(MENAFN - Kuwait News Agency (KUNA)) A severe shortfall in international support has left many Syrian refugees in Lebanon unable to access crucial medical care, according to a new report by Amnesty International Wednesday.
The human rights group warned that the situation is so desperate that in some cases refugees have resorted to returning to Syria to receive the treatment they need.
The report: "Agonizing Choices: Syrian refugees in need of health care in Lebanon," identifies some serious gaps in the level of medical services available to refugees.
In some cases Syrian refugees, including those requiring emergency treatment, have been turned away from hospitals.
"Hospital treatment and more specialized care for Syrian refugees in Lebanon is woefully insufficient, with the situation exacerbated by a massive shortage of international funding.
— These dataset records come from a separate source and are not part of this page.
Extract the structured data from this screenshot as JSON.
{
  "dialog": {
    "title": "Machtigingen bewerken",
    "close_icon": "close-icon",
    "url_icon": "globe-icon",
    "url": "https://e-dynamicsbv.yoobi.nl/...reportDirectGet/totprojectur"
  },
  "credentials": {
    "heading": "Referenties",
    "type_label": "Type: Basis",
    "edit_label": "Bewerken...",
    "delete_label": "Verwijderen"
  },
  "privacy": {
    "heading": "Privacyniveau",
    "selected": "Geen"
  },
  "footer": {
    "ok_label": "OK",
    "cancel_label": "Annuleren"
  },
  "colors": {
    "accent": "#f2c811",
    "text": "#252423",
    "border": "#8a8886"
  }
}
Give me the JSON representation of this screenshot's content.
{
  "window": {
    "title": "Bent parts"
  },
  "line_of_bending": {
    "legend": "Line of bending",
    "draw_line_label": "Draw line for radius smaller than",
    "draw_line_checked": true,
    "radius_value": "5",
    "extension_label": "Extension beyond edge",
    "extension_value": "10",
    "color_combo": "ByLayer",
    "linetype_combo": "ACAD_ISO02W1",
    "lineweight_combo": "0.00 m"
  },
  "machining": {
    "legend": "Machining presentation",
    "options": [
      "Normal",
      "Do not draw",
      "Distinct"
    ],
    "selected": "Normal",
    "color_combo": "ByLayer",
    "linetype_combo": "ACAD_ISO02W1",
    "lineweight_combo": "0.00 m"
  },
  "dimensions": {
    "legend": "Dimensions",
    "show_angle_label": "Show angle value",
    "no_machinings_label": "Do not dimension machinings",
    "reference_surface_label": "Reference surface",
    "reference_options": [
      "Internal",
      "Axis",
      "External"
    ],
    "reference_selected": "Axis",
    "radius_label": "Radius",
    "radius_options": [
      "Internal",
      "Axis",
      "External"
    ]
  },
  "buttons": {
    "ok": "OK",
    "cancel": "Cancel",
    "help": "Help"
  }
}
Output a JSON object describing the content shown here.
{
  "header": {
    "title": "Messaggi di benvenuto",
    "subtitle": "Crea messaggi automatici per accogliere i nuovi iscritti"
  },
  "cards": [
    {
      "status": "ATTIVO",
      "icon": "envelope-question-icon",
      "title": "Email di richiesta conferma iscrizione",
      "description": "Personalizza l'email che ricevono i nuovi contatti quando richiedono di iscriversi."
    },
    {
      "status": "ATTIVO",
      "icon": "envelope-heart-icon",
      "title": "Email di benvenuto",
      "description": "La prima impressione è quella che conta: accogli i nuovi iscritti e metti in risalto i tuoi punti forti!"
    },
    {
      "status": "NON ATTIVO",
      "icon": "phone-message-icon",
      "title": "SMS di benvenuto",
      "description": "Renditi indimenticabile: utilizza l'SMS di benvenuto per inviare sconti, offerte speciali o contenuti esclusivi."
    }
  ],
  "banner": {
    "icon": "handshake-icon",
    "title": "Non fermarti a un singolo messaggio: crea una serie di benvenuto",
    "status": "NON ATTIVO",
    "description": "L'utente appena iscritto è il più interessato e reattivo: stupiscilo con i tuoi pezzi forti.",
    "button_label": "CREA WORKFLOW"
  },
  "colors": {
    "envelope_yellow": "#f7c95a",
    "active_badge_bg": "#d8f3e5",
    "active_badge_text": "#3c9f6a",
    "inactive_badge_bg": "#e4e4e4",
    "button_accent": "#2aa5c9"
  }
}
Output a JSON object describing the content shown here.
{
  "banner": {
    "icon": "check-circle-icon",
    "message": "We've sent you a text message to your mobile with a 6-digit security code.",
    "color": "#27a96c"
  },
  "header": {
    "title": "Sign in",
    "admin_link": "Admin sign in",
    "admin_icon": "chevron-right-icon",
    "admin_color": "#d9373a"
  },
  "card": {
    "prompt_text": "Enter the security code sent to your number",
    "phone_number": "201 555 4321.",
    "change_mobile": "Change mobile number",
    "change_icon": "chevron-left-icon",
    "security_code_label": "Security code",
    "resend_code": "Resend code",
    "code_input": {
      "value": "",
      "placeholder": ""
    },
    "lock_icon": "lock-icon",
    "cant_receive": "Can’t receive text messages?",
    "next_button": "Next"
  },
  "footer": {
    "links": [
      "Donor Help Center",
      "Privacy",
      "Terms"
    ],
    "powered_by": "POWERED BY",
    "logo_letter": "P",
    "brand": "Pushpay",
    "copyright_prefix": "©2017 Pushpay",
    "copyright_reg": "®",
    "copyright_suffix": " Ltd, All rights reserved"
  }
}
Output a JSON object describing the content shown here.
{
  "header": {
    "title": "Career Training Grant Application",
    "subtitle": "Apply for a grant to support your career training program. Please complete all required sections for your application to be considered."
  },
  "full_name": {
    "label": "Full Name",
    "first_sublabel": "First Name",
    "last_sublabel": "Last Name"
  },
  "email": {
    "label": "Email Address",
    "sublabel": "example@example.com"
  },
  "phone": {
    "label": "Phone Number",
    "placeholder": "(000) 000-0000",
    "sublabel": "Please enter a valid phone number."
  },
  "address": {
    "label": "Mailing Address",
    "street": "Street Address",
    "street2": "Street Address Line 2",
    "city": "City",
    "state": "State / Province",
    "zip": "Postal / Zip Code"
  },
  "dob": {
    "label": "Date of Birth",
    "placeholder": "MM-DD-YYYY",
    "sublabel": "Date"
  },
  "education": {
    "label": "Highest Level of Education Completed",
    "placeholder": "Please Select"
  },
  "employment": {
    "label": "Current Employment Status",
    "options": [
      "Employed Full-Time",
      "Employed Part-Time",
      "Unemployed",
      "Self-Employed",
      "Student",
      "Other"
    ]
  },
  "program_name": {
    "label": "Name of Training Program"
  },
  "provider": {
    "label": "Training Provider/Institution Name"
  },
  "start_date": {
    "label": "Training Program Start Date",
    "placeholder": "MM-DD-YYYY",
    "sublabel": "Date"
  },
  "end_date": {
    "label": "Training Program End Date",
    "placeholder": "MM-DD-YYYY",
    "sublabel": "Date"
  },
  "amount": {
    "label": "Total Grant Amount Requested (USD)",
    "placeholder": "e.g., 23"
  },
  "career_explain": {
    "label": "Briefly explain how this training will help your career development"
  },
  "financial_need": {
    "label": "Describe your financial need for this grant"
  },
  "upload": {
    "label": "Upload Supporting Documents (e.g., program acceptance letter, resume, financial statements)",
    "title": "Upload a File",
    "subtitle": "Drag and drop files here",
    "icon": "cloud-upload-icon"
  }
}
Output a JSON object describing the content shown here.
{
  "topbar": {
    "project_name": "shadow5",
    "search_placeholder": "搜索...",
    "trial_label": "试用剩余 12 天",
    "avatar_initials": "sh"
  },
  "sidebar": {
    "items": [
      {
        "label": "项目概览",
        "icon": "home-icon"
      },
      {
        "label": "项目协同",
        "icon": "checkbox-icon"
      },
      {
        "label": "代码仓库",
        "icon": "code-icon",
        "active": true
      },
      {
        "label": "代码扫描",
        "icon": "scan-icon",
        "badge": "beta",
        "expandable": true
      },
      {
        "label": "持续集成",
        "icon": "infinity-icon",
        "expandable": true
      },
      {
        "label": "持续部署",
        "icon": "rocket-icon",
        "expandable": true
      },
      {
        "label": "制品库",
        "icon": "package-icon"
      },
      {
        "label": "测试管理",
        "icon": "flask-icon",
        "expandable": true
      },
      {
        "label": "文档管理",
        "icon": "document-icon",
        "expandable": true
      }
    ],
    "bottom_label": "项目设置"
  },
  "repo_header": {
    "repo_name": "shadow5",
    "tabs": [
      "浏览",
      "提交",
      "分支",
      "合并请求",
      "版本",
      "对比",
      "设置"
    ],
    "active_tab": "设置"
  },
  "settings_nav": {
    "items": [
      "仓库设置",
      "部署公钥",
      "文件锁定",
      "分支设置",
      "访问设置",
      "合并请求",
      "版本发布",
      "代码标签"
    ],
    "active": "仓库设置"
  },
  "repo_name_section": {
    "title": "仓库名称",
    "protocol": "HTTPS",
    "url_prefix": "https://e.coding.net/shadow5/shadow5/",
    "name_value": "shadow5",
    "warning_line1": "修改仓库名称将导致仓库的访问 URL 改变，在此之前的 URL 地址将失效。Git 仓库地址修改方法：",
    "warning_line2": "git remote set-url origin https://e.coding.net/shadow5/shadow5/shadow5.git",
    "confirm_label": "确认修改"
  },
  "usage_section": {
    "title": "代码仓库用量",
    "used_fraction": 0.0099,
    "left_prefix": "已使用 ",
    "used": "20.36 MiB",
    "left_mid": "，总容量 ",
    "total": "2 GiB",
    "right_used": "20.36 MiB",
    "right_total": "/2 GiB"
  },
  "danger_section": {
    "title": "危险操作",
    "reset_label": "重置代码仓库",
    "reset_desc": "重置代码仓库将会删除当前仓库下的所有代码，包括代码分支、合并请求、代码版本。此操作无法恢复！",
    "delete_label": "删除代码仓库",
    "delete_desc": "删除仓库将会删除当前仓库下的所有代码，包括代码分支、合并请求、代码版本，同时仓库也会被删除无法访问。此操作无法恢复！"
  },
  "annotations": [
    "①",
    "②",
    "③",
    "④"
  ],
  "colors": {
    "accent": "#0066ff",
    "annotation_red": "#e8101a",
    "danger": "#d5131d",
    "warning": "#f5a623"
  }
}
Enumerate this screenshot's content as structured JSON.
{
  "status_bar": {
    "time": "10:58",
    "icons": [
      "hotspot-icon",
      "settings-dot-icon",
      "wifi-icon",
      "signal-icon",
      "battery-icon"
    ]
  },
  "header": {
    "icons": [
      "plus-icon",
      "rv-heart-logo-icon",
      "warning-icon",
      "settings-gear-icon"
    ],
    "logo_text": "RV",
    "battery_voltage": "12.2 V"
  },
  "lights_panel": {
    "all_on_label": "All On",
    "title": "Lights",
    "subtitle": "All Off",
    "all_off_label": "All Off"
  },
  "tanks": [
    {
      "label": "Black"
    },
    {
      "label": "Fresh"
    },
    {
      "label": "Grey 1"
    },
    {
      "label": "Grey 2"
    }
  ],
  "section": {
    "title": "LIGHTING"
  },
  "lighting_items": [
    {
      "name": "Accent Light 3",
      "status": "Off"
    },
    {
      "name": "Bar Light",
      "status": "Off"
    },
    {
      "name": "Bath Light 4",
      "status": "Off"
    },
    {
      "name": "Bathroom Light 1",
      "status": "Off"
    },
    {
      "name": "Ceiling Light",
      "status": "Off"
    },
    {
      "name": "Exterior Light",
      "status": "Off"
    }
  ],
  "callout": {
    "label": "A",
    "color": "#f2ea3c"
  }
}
Syrian refugees in Lebanon are suffering as a direct result of the international community's shameful failure to fully fund the UN relief programme in Lebanon," said Audrey Gaughran, Director of Global Thematic Issues at Amnesty International.
The UN has appealed for USD 1.7 billion for Lebanon in 2014, as part of a USD 4.2 billion UN appeal for Syrian refugees, yet only a pitiful 17 percent of the funds have so far been secured.
The health system in Lebanon is highly privatized and expensive, leaving many refugees reliant on care subsidized by the UN Refugee Agency, UNHCR.
However, due to a shortage of funds it has been foced to introduce a restrictive set of eligibility criteria for people in need of hospital treatment.
Even when refugees meet the tight criteria, most must pay 25 percent of the costs themselves.
Syrian refugees suffering from serious health conditions requiring hospital care or more complicated treatments often go untreated.
"Both the UN and refugees are facing agonizing choices," said Gaughran.
Many Syrian refugees living with cancer and other long-term illnesses are also unable to afford expensive treatments they require in Lebanon.
An increasing number of families face crippling debts due to mounting medical costs.
The report stressed the need that: "It's time for the international community to recognize the consequences of its failure to provide adequate assistance to refugees from the conflict in Syria." Meanwhile, Amnesty International recognizes that the influx of refugees has placed an overwhelming strain on Lebanon's resources, including health services.
However, it is also calling on the government to adopt a long- term strategy for coping with health care needs for the Syrian refugee population.
Lebanon is overburdened and under- resourced to sufficiently deal with the ever-growing Syrian refugee crisis.
There are currently more than one million registered refugees from Syria in Lebanon.
The number is expected to reach 1.5 million by the end of 2014 - which would be equivalent to a third of the country's pre-Syria war population.